Now, why bring all of this up? I recently read an article from The Banner of Truth magazine about a puritan preacher by the name of Thomas Boston. He was expounding on Romans 8:18, focusing on the suffering that we endure. Mr. Brooks refers to it as “crooks”. [Ian Hamilton, “The Crook in the Lot”, The Banner of Truth (April 2017, Issue 643), 2.]

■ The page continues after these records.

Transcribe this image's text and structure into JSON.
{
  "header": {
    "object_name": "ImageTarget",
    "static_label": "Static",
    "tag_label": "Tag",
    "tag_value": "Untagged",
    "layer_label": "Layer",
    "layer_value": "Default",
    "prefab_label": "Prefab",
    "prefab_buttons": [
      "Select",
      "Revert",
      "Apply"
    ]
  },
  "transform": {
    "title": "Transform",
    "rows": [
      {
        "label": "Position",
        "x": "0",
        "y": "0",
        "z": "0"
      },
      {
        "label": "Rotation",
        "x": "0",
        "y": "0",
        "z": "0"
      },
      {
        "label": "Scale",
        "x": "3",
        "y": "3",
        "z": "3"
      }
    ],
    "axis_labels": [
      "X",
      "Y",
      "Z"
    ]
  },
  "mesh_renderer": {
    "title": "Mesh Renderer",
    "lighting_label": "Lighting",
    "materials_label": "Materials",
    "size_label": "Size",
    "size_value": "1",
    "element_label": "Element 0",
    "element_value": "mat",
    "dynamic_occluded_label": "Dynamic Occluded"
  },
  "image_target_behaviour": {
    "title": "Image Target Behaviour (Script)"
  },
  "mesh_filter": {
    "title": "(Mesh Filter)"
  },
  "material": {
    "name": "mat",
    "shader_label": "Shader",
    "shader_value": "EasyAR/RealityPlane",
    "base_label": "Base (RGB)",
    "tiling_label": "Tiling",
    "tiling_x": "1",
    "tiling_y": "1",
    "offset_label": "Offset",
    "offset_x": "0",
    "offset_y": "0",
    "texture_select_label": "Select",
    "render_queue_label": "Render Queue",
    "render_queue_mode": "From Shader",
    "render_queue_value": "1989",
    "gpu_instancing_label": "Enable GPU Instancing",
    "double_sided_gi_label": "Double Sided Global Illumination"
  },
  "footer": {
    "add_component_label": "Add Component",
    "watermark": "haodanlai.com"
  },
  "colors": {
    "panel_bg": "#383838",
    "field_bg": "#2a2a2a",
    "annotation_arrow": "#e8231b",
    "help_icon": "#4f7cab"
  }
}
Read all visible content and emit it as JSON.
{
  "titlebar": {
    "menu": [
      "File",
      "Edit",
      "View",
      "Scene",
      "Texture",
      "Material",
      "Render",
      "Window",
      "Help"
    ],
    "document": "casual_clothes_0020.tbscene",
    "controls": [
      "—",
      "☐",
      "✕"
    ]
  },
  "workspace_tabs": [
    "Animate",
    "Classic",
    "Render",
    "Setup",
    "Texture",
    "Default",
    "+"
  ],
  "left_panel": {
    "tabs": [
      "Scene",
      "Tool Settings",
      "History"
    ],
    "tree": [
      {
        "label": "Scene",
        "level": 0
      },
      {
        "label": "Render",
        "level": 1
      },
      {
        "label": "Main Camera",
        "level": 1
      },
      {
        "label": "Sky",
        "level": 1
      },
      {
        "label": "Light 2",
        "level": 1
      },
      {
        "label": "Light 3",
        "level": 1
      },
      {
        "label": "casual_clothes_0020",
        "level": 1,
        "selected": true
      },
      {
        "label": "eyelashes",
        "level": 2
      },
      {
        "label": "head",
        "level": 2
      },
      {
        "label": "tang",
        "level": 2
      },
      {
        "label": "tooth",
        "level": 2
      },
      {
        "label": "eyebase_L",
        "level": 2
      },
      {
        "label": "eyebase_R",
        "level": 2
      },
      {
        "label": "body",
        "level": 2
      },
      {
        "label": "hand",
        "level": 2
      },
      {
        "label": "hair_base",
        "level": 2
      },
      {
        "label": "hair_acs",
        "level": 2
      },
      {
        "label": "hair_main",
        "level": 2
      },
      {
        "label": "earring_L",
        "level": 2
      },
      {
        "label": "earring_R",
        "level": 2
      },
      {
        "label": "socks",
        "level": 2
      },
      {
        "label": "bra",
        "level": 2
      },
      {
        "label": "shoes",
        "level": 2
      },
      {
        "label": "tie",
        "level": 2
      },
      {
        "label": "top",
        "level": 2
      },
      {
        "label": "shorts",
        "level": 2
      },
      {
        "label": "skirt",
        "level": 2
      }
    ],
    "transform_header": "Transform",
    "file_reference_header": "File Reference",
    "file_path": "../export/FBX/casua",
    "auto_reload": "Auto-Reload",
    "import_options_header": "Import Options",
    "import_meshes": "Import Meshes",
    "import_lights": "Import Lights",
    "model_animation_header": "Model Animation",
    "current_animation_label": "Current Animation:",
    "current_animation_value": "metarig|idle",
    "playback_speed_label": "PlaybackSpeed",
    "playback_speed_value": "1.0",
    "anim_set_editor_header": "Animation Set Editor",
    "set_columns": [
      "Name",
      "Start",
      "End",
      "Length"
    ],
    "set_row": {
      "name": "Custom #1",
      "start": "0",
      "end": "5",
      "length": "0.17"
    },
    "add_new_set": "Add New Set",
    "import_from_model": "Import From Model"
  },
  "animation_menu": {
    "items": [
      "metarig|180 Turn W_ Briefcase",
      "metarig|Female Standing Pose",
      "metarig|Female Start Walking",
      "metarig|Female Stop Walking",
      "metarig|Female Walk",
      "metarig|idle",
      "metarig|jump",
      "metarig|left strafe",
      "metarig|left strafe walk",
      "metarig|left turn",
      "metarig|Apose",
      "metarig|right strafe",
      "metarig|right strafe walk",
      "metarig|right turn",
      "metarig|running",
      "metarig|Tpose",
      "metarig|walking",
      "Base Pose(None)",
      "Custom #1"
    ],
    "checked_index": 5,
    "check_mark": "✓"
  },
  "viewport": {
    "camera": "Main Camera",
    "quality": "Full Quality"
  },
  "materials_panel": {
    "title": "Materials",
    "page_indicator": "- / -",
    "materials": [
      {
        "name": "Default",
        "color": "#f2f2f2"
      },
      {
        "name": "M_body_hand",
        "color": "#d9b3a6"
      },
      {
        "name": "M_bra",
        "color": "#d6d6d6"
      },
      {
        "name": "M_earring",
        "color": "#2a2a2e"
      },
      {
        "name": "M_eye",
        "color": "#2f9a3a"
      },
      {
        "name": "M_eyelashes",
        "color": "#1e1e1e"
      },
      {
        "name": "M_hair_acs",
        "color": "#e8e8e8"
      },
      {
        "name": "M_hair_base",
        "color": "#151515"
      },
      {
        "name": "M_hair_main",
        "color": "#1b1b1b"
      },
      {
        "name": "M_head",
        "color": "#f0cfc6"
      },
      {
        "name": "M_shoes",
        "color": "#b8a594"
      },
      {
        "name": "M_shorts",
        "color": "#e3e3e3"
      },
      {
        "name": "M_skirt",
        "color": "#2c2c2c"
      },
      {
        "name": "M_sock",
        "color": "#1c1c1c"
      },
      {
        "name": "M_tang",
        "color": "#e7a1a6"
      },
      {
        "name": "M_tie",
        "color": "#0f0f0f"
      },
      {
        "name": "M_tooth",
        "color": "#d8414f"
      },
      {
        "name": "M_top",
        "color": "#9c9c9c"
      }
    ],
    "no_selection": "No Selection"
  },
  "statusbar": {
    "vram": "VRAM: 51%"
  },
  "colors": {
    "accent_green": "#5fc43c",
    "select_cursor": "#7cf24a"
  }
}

These crooks are “unforeseen troubles (‘thorns’) that afflict, unsettle, or disturb us in any way.” [Ian Hamilton, “The Crook in the Lot”, The Banner of Truth (April 2017, Issue 643), 1.]movus-munay-52406

If you are still reading and wondering, “What does this have to do with comparing ourselves?” Hang on! It is coming. One final reference to Mr. Boston’s work. The difficulty of facing different crooks is that we see others and belief that they do not experience the same strains that we do. I provide Mr. Hamilton’s lengthy quote,

“It is one of the devil’s stratagems to try to persuade us that other people don’t have the crooks in their lot that we have. Comparisons truly are odious. You and I never really know what is going on in the lives of others (we barely know what is going on most of the time in our own lives!).” [Ian Hamilton, “The Crook in the Lot”, The Banner of Truth (April 2017, Issue 643), 2.]

So here they are…

3 Tips for Avoiding Comparisons

Tip #1- Avoid looking at the best of others’ lives

One of the sad repercussions of social media is the furthering of FOMO (fear of missing out). karl-fredrickson-34579.jpgThe negative result of seeing the best and happiest of times in others is that we believe our lives to be boring, or drab. The same can be said of clothing. When we post a selfie we are wearing our best clothes, or our hair is just right. Or our homes, jobs, school, etc. Or we see those Pintrest projects and try to emulate them, and the results are disasters.

The danger of this is that we don’t actually see what is going on behind the scenes! For example, if I post a picture of my beautifully children smiling and happy, you don’t see the struggles to get them to stay still, smile, and do it together. Often, when we carry this thought process through, it prevents us from making the comparisons of our imperfect lives with those of the picture-perfect lives of others.

 

Tip #2- Avoid forgetting about their problems

Along the same lines of tip number one, this tip requires empathy from us. As we look at the pictures, or hear the stories of others, one important aspect is that we remember people are going through similar issues, as are we. The fact is that others are going through difficult circumstances, and it is not a normal matter for us to provide everyone a recourse of the sorrows and struggles in our lives.

Taking a moment to contemplate the complications in others’ lives helps us from comparing ourselves with others.

Tip #3- Avoid looking at others

This tip may require a little more sacrifice on our behalf. Simply avoid opportunities to look at others! Perhaps an example will prove helpful. I really enjoy Facebook and Twitter. I love finding out about others’ lives, what is happening at various institutions, and keeping up with families who live at great distances. One thing about using these mediums is that it gives fuel to our comparing fires. Simply saying “no” to them prevents us from seeing only the positives in the lives of others.

The same can be said of going shopping. When we do not see all the clothing that we do not own, we don’t compare nearly as much. We also become more thankful for the clothing we do have!

Concluding Thoughts

So, how are we doing? Do we find ourselves comparing ourselves with others? Spend a few minutes and begin implementing these tips, and enjoy the freedom and peace that comes along with it.